This is a complete course for the formation of Data Scientist, with more than 250 exercises from A-Z, covering from the most basic to the most advanced concepts. It focuses on active methodologies, where the student is the protagonist in this process, thus, we bring several solved exercises, notebooks of contents summary and much more, with a focus on learning programming based on practice and simulation of real problems (such as data cleaning, treatment of missings, separation of data in training and testing, grouping and joining of datasets, among others).
In this sense, the course has exercises solved on the main Python libraries for Data Science: NumPy, Pandas, Matplotlib and Seaborn. In addition, it seeks to rescue elementary concepts of Linear Algebra, through the NumPy library.

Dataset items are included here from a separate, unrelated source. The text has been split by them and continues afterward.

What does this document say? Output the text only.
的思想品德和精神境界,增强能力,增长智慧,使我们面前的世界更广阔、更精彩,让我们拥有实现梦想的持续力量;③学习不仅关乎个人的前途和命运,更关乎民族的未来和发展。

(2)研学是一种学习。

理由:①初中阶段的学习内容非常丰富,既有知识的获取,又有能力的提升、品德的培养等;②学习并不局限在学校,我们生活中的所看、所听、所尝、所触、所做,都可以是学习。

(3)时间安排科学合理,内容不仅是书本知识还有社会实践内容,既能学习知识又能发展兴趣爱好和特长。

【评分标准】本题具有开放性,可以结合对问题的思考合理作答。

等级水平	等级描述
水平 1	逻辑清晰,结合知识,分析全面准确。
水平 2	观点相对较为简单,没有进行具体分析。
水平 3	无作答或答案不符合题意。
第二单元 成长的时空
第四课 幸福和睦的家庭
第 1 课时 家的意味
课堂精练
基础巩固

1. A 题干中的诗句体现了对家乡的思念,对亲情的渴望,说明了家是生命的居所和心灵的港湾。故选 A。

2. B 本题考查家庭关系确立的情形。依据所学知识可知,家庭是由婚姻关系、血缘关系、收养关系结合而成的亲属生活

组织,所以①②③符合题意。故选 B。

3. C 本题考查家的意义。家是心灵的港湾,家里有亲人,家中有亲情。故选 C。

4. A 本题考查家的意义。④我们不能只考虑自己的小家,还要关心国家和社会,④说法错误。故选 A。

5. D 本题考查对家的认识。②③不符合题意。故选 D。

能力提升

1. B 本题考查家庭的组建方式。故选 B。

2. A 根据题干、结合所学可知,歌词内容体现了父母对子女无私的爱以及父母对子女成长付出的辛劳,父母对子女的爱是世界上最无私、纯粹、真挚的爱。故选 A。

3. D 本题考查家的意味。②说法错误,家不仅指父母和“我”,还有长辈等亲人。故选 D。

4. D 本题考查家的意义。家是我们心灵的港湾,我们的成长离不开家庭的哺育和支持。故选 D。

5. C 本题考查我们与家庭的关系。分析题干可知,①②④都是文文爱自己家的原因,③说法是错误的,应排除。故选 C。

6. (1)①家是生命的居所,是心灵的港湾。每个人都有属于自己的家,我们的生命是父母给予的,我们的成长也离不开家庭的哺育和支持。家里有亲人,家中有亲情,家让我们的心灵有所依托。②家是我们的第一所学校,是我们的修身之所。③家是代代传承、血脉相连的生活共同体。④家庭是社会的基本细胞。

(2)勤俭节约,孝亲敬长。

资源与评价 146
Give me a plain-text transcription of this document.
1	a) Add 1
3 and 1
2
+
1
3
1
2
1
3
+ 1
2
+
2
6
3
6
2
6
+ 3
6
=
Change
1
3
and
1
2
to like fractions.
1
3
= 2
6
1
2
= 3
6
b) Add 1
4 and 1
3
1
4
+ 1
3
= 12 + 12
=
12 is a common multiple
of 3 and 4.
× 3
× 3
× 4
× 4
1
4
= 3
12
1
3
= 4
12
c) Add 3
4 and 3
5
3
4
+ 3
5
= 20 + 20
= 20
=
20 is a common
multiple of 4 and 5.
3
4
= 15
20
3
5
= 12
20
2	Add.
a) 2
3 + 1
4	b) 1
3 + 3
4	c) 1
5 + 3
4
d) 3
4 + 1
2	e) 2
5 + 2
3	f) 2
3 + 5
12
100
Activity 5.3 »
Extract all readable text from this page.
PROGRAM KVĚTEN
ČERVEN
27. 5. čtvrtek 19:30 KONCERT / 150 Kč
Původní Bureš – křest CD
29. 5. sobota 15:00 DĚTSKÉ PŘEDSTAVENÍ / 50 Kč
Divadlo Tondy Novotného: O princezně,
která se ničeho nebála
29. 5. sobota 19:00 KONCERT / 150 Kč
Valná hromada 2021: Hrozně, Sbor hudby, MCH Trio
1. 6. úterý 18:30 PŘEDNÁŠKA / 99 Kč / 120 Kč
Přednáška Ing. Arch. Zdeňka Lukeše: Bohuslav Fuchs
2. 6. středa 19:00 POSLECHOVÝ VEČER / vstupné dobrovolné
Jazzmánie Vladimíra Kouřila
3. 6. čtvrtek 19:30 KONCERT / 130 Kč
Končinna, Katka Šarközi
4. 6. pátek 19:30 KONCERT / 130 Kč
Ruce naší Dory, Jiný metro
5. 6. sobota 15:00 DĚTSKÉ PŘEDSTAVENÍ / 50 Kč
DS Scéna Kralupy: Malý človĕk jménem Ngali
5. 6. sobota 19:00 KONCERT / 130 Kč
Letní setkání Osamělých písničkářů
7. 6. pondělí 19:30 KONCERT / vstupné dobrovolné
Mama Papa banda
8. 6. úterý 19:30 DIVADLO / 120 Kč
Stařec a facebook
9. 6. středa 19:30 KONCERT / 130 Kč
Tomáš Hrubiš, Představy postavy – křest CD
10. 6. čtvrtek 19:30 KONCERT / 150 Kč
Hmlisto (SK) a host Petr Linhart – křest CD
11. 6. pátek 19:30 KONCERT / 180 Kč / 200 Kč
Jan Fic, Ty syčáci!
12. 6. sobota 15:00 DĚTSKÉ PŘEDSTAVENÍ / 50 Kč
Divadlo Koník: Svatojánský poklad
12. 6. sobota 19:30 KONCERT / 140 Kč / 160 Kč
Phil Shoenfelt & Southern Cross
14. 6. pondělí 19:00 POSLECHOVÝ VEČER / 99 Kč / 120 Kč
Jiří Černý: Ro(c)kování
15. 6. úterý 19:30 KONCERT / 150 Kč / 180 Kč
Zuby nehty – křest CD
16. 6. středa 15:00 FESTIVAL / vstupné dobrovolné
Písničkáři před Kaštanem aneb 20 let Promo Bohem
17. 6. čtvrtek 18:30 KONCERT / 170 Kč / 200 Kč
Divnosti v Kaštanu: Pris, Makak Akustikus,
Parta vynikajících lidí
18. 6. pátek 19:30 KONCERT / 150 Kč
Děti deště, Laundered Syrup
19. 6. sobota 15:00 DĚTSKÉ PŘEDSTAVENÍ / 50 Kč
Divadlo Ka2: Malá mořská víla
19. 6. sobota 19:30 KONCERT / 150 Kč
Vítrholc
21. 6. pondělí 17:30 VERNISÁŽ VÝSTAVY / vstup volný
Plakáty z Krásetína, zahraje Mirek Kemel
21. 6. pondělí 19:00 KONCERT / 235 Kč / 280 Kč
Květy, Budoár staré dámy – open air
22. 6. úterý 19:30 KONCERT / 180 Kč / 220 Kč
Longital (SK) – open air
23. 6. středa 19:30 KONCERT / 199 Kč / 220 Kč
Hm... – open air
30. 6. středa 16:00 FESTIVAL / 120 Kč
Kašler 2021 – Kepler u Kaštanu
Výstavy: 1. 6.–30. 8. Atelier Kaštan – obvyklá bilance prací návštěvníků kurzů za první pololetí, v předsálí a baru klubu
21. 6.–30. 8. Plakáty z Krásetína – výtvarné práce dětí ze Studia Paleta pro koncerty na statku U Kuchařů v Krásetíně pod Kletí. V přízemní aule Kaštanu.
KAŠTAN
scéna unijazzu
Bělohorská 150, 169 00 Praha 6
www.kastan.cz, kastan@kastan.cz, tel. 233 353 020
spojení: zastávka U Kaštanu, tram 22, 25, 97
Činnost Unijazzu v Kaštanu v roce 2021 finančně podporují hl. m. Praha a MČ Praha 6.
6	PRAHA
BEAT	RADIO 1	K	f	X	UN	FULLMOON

In general, the course presents exercises that encompass the main functions of NumPy for Data Science, such as aggregation functions, matrix definition, matrix operations, among others. As for Pandas, we seek to offer an overview from the definition of Series and DataFrames, inspection of datasets, boolean selection, filtering of rows of columns, removal of rows and columns, treatment of missing data, grouping and joining functions, opening and writing files, descriptive statistics functions, among other topics.
Finally, there are several problems related to data visualization, with the libraries Matplotlib and Seaborn, from classic datasets. Notions of time series and finance are also introduced. There are also examples of how to prepare a dataset for a Machine Learning project.